A primarily online movement challenging notions of audience and consumption, driven by social media itself, is the phenomenon of streetwear (Rajendran,2012). The pioneers of this movement have developed an entirely new strategy within the realms of commerce which arguably rivals the traditional fashion show format, known within the wider community as the drop (Elven, 20183). The technique, which is not linked to a specific season or fashion week, of generating desire creates an ever-expanding cycle of engagement and allows the brands themselves to become more flexible and innovative whilst communicating directly with the customer. In fact, Philosopher Giles Lipovetsky even goes as far as to argue that there is evidence across history suggesting fashion techniques socialise human beings (Lipovetsky, 1994). Certainly, direct engagement seems to be a successful tactic and the identification of this type of consumer behaviour as well as the new retail strategy developed in response to it, cites social media as a generator (Elven, 2018).

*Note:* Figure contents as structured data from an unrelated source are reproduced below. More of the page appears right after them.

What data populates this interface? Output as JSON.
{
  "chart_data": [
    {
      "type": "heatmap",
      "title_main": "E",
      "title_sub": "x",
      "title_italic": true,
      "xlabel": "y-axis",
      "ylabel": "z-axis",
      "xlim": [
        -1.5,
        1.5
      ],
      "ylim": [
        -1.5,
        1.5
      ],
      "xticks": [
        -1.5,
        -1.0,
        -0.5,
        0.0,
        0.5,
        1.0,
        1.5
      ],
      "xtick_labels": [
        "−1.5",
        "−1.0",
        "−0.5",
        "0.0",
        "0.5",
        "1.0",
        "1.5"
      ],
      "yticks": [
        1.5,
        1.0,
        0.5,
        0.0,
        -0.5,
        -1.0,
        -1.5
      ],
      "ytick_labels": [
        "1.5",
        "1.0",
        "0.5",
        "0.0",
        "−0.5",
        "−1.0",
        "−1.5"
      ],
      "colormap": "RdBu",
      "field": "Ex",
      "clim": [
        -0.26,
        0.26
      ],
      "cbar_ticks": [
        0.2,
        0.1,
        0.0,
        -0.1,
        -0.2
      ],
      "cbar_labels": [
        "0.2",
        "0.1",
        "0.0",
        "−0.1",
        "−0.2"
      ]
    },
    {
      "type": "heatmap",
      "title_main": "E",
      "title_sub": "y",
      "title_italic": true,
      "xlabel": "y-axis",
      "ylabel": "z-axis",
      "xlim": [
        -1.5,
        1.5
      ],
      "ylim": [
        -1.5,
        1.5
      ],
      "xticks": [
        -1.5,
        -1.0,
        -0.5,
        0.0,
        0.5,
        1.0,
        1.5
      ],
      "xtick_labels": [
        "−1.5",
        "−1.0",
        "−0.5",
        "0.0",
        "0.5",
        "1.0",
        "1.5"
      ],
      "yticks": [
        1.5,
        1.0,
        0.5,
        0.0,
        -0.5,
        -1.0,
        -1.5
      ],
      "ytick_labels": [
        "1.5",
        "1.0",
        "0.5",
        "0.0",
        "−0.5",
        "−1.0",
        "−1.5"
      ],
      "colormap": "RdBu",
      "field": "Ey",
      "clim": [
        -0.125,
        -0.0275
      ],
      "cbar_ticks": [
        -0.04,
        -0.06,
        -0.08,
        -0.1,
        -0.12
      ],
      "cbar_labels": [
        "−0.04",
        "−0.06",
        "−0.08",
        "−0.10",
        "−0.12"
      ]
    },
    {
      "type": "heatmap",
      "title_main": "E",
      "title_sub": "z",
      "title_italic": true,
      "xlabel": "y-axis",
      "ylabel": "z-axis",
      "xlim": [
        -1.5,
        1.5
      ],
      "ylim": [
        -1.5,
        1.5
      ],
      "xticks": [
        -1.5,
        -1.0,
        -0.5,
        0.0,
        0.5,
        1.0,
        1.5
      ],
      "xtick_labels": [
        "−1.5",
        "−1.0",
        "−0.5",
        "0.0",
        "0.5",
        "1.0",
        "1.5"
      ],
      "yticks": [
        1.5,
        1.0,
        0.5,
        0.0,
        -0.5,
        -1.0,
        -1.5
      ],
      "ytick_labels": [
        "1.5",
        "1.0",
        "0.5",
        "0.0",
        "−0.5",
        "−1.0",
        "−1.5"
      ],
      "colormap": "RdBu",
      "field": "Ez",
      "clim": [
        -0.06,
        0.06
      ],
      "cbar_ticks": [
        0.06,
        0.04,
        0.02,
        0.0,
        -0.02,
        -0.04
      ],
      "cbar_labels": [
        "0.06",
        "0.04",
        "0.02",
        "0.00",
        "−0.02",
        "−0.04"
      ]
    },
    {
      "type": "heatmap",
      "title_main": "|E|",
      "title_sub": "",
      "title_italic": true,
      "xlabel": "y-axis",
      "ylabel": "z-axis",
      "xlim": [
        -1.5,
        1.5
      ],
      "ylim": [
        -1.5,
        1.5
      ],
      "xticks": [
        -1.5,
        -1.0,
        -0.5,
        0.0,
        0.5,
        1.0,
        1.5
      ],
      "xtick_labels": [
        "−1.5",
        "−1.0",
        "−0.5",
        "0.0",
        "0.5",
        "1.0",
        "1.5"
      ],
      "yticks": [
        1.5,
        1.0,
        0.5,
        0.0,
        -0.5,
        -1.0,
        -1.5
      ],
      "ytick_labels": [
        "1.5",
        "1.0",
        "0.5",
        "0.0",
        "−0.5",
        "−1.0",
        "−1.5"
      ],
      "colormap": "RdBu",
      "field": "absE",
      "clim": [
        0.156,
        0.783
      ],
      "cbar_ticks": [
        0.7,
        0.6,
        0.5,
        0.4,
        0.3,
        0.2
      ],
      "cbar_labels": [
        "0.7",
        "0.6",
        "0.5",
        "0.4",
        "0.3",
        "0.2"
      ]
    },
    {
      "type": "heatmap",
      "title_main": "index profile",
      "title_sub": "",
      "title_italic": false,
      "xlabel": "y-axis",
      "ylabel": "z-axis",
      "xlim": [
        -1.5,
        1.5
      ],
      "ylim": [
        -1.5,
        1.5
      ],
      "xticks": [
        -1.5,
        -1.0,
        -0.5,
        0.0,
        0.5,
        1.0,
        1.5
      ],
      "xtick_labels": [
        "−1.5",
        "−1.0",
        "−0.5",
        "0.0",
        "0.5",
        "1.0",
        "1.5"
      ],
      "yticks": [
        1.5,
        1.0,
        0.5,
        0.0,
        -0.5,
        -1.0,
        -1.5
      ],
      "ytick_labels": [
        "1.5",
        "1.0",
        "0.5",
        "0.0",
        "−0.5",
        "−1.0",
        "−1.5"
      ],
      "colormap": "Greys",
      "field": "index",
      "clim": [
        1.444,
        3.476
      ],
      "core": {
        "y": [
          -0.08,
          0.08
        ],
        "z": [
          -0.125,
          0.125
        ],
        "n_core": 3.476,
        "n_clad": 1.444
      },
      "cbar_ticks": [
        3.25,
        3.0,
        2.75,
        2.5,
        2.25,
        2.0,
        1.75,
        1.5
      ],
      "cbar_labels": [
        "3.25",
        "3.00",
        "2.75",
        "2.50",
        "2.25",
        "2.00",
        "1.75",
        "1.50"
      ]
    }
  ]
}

Increasingly, digital channels are being used by brands to communicate and engage audiences, from Prada’s Autumn/Winter 2018 catwalk show promoted in league with ‘Instagram’s first virtual influencer’ (Kadekova and Holienčinová 2018), to Burberry’s appropriation of a world record campaign to ‘de-throne’ Kylie Jenner as the most ‘liked’ Instagram post in 2019 (Newbold, 2019). Through a combination of drop culture, direct customer engagement and real word issues being addressed, the streetwear scene is indicative of a societal shift. Whilst physical fashion shows with front rows containing journalists and celebrities still occur, the future business model of fashion shows clearly exists elsewhere, within digital environments and without geographical restrictions. Alexandre de Betak has carved a successful career path out of producing conceptual multimedia fashion shows (Anaya, 2013) including the Jacquemus Spring/Summer 2020 show which took place in a lavender field, achieved the phenomenon of going viral (West, 2011) and was cited by The Business Of Fashion as one of the most memorable fashion images of the year (Fernandez and Guilbault, 2019). De Betak observed the drastic evolution of the fashion audience, citing the internet as a tool and changing the focus of the fashion showcase to become increasingly concerned with immediacy (Kent, 2020). Although technological ways of communicating ideas goes beyond live streaming, we are clearly moving into a more digitalised realm with the digital-first world bringing revolutionary forms of inclusivity (Lieber,2019).
With considerations of how future presentations will be consumed and taking inspiration from the streetwear movement by engaging with contemporary politics and culture: the fashion show has the potential to once again become a system of communication, leading the industry. Certainly, a digital runway experience poses interesting questions surrounding how clothing will be presented in the 2020’s, with the developing discourse between fashion and contemporary culture, the fashion show as we know it rapidly evolving.